Kickass and Senior Olympics


English: U.S. Army Sgt. 1st Class Michael J. Carden
, Public domain, via Wikimedia Commons

By Bill Stokes


Kickass, the doorstop dog, is assisting the keeper in reporting on little-known age-related news from the Toyko Olympics:

……First place in the competition to open a new bubble-wrapped kitchen utensil was won by an obscene-spouting 80-year-old using an axe.

……The I-phone agility event has been called off after too many seniors found it impossible to see through tears of frustration.

……Acrobatics while using a walker was won by an octogenarian from Minnesota who did a cartwheel, or what started out to be a cartwheel but morphed into a classic but unfortunate walker dismount.

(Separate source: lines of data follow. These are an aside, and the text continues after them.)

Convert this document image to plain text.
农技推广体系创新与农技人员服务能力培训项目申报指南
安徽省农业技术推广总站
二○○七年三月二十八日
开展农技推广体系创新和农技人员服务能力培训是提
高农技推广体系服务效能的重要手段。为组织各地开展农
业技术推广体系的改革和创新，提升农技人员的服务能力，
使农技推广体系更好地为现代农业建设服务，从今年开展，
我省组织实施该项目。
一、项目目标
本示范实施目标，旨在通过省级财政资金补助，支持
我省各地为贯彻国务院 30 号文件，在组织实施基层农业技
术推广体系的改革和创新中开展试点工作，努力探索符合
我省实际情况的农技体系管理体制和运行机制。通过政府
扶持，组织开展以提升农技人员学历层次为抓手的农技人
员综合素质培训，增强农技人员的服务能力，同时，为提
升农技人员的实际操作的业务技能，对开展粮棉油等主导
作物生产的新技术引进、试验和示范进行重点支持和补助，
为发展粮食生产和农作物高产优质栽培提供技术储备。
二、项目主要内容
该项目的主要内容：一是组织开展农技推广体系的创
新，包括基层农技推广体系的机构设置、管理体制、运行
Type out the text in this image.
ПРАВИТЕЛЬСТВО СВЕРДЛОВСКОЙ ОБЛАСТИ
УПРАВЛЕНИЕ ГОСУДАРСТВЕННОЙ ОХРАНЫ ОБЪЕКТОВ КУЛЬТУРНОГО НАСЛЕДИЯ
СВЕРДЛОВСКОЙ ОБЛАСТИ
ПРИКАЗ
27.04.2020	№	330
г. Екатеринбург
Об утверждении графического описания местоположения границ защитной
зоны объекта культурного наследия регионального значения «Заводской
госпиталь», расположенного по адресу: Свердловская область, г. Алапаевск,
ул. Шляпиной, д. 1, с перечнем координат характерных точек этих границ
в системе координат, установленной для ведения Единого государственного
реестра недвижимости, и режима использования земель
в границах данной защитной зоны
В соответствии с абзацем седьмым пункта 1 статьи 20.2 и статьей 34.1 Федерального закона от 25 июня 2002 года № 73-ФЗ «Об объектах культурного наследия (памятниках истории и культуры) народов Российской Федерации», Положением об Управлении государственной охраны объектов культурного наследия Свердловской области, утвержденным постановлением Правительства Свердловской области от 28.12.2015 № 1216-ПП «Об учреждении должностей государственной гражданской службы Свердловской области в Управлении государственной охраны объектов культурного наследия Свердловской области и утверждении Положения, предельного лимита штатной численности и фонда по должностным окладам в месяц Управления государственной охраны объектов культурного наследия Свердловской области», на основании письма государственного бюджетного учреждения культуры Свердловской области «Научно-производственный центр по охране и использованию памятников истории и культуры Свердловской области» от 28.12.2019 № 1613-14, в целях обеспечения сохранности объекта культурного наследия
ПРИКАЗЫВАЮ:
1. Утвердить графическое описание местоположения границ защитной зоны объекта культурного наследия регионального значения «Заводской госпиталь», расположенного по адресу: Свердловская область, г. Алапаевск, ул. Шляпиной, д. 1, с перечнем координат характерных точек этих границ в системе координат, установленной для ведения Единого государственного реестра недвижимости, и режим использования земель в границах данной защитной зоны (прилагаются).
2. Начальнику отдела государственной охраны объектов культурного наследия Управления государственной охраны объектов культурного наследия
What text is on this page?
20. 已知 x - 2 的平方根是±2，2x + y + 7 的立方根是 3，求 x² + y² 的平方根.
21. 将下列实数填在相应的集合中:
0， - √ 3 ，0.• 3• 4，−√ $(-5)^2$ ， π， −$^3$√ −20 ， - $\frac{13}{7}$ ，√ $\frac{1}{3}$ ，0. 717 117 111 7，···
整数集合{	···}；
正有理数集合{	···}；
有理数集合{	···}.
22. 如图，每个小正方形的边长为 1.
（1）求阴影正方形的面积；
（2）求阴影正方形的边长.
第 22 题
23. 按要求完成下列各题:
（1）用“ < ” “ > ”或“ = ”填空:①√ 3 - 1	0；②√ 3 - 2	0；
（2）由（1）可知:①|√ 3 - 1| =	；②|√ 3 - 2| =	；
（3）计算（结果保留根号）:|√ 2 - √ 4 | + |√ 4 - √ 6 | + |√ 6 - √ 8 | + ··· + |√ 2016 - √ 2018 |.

……Story telling repetition was won by a grandpa from Iowa who told the story 547 times of helping to castrate pigs back when he was an Iowa farm boy.

……First place in the delayed driving contest was won by a senior lady driver from Missouri in a 1998 Buick who waited through three complete traffic-light cycles before making a left turn.

……Olympic officials not only banned bikinis for senior volleyball team members but insisted on togas or pajamas and bathrobes as appropriate, and complete, body covering.

……While on the awards platform, all seniors will be updating their Covid-19 shots and making a terrible fuss over the Olympic stupidity of those who don’t.